Immerhin ist Josses Verhältnis zu Philipp nun weit besser und beide können über Dinge wie erstes Verliebtsein und dazugehörige körperliche Erfahrungen sprechen. Nach einem tragischen Erlebnis entschließt sich Joachim, für einen Schüler-Austausch ein Jahr in den USA zu verbringen, was ihm sichtlich gut tut, bis ihn eine weitere schlimme Nachricht ereilt.
Josses Teenageralter nimmt den größten Teil des Films ein, der in den 70er-Jahren beginnt und bis Mitte der 90er reicht, als er mit 25 Jahren (Merlin Rose) vom einstigen Kind mit Verhaltensauffälligkeiten zum gefassten Erwachsenen geworden ist, der inzwischen am wenigsten Probleme macht, während der Vater krank ist und die Mutter nach Trennung inzwischen tatsächlich in Italien lebt.
Diese spätere Phase wird aber nur angerissen, konzentriert sich Sonja Heiss doch auf die Kindheit und das Heranwachsen als Teenager, serviert also eine Coming-of-Age-Story in außergewöhnlichem Umfeld. Hierbei ist es angenehm, wie die PatientInnen der psychiatrischen Anstalt sehr sympathisch und völlig natürlich mit in die Handlung eingebaut werden, ohne sie für Lacher zu missbrauchen. Hierfür war es sicher auch hilfreich, dass für einige Nebenrollen Menschen mit Behinderung ausgewählt wurden.

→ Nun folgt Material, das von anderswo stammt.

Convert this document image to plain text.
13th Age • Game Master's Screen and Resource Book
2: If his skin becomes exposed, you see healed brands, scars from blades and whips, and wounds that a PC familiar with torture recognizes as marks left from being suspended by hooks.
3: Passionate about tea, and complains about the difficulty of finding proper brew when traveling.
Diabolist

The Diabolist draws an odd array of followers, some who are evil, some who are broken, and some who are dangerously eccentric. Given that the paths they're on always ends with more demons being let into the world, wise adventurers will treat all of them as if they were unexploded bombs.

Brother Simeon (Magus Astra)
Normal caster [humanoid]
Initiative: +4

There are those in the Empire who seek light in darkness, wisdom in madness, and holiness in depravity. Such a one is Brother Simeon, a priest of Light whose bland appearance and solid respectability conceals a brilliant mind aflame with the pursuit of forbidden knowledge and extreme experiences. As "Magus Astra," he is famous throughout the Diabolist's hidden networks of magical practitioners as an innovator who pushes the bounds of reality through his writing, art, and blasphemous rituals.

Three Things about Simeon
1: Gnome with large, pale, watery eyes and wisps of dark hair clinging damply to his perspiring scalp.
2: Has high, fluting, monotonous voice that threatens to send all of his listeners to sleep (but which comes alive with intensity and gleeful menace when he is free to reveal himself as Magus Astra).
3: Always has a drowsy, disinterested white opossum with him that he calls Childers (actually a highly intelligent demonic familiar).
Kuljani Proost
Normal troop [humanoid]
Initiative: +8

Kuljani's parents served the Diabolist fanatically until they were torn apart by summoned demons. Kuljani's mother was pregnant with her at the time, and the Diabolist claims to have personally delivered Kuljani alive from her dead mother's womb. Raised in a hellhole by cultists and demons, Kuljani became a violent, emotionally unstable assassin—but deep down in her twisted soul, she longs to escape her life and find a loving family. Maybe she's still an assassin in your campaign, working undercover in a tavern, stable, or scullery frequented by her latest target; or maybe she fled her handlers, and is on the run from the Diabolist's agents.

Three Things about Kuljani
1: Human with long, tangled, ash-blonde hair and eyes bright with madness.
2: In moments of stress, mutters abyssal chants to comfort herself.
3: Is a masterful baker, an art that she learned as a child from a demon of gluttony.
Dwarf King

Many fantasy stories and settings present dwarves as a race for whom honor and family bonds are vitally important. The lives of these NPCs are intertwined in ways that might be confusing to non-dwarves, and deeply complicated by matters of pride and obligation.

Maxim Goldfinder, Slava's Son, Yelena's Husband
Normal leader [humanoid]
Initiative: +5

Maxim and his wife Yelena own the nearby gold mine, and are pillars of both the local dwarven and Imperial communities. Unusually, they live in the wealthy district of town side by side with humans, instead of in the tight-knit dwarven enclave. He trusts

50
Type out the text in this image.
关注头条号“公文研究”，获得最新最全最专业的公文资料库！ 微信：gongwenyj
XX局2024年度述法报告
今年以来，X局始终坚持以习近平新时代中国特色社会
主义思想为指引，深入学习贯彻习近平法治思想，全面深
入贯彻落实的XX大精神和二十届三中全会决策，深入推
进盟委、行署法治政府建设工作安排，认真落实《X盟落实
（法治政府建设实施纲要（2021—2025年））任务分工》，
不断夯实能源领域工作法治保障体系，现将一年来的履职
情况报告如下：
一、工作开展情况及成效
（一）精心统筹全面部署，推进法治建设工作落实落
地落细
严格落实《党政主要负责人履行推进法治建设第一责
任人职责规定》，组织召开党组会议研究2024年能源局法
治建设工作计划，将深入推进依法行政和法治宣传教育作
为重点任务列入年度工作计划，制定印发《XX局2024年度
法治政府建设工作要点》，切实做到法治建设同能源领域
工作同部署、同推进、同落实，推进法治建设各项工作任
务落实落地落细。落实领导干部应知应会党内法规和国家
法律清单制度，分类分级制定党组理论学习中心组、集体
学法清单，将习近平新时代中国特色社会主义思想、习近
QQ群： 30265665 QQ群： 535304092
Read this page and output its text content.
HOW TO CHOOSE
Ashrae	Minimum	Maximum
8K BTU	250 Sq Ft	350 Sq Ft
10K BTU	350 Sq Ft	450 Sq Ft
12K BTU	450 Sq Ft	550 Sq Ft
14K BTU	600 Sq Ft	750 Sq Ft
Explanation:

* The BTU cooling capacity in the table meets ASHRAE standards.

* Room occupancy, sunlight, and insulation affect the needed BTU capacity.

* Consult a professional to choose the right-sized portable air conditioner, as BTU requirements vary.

Die Besetzung von Hauptfigur Josse mit Camille Loup Moltzen, Arsseni Bultmann und Merlin Rose ist gut gelungen, auch Pola Geiger spielt stark, Laura Tonke hat tolle Momente, und Devid Striesow kann mal wieder untermauern, welche Klasse er in nicht-witzigen Rollen hat, wobei hier auch wunderbar lakonisch humorvolle Momente dazu gehören.
“Wann wird es endlich wieder so, wie es nie war” lässt sich gut anschauen und liefert mit seinen ausgiebigen Rückblicken in die 70er- und 80er-Jahre auch einiges an angenehmer Nostalgie. Der Film bietet eine gelungene Mischung von leichtfüßig unterhaltsamen und tragischen Momenten, in denen neben Familienproblemen auch Traurigkeit und Tod immer wieder ihren Platz finden, aber niemals erdrückend.